August 6th, 2018 | by Jason Reynolds

Online poker icon Tom Dwan has sparked a debate among pros who feel as though some live players are taking too long over their decisions.

Tom Dwan High Stakes Poker.

Tom Dwan isn’t a fan of the famous stare down that he once used on shows such as High Stakes Poker. (Image: YouTube/TomDwanVideows)

Airing his grievances during a video interview with Pokernews, Dwan said that he prefers to play short deck games because there are less theatrics.

“I think the few tournaments I’ve played, even when I played at the Bellagio this summer, people have taken the starting at you to a whole new level. It takes a long time every hand,” Dwan said during the recent Triton Poker Super High Roller Series in Jeju.

Staring the Fun Out of Poker

Although he acknowledges he was guilty of similar when he first transitioned from online to live poker, the high roller said he only did it in big pots when he had a real decision. For Dwan and others like him, the new culture of spending an age on simple decisions is taking the fun out of playing live.

Reflecting on the comments, Antonio Esfandiari tweeted that excessive staring is “terrible for poker,” something Justin Bonomo agreed with.

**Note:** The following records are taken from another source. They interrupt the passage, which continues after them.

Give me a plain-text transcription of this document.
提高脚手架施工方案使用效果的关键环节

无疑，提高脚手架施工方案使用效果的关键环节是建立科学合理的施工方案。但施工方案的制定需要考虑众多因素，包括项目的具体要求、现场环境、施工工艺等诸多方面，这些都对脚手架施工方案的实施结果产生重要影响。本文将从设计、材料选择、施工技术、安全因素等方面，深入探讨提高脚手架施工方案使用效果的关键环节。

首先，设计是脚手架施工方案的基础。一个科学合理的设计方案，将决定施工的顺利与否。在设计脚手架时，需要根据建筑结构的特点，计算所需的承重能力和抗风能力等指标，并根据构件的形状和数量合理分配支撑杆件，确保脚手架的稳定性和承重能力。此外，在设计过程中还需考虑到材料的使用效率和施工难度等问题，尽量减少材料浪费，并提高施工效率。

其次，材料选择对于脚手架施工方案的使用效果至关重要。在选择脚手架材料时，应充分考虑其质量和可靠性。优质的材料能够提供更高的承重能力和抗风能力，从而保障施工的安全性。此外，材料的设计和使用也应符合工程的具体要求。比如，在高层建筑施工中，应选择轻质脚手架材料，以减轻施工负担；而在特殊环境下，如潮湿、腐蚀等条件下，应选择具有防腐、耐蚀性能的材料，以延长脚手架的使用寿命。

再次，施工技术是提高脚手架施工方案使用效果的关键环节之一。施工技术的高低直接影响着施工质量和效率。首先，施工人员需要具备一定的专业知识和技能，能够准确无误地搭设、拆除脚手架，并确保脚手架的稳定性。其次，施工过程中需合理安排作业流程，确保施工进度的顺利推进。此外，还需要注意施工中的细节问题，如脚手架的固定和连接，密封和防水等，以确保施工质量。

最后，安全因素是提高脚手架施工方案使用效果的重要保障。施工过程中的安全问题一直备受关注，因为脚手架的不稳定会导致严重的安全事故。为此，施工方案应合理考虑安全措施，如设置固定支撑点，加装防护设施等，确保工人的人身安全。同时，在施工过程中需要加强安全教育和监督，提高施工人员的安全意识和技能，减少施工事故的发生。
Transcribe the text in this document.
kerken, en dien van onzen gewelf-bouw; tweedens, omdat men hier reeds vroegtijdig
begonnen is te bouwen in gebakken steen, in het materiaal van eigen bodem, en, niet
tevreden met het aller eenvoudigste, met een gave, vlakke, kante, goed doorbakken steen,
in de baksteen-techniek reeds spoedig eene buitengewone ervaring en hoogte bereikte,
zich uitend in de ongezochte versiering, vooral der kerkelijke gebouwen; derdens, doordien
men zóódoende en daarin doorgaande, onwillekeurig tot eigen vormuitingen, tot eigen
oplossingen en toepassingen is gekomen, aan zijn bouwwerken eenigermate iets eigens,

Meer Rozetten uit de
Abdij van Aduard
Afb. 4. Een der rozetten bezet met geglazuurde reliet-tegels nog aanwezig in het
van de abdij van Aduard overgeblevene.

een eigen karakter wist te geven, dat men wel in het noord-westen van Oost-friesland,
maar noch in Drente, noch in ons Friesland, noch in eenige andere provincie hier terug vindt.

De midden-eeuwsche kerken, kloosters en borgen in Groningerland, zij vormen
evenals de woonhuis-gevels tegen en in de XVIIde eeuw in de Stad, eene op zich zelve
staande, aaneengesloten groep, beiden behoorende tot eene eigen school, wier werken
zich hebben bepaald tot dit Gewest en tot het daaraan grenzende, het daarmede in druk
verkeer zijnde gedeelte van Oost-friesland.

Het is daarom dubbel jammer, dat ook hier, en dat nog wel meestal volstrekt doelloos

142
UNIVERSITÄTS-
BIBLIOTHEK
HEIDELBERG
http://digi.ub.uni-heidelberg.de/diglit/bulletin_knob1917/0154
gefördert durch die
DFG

What’s interesting about the recent wave of consternation is that much of the blame is being placed on casual players acting in the way they believe looks professional. During his interview, Dwan said that he prefers Triton events because it’s mainly high stakes players and pros.

“I think it reflects in the makeup of the tournaments. A lot of the people playing here [don’t do that], you get less recreational players. I’ve always thought poker was more of a game than a sport. I always thought it should be a friendlier atmosphere,” continued Dwan.

Push for Casuals Has Changed the Game

Online poker sites have been pushing the casual angle for the best part of five years and that’s often been at the expense of pro players. The most famous incident was when PokerStars refocused its loyalty rewards program to cater more for recreational players than grinders.

The changes led to boycotts in 2015 from those that felt they were being penalized. Although such objections have since wavered, it seems that the influx of new players doesn’t always have a positive effect on the game.

For poker to flourish, fresh blood has to flow into the industry. However, it’s clear that some pros feel as though newbies should spend less time copying what they’ve seen on TV and focus instead on having fun.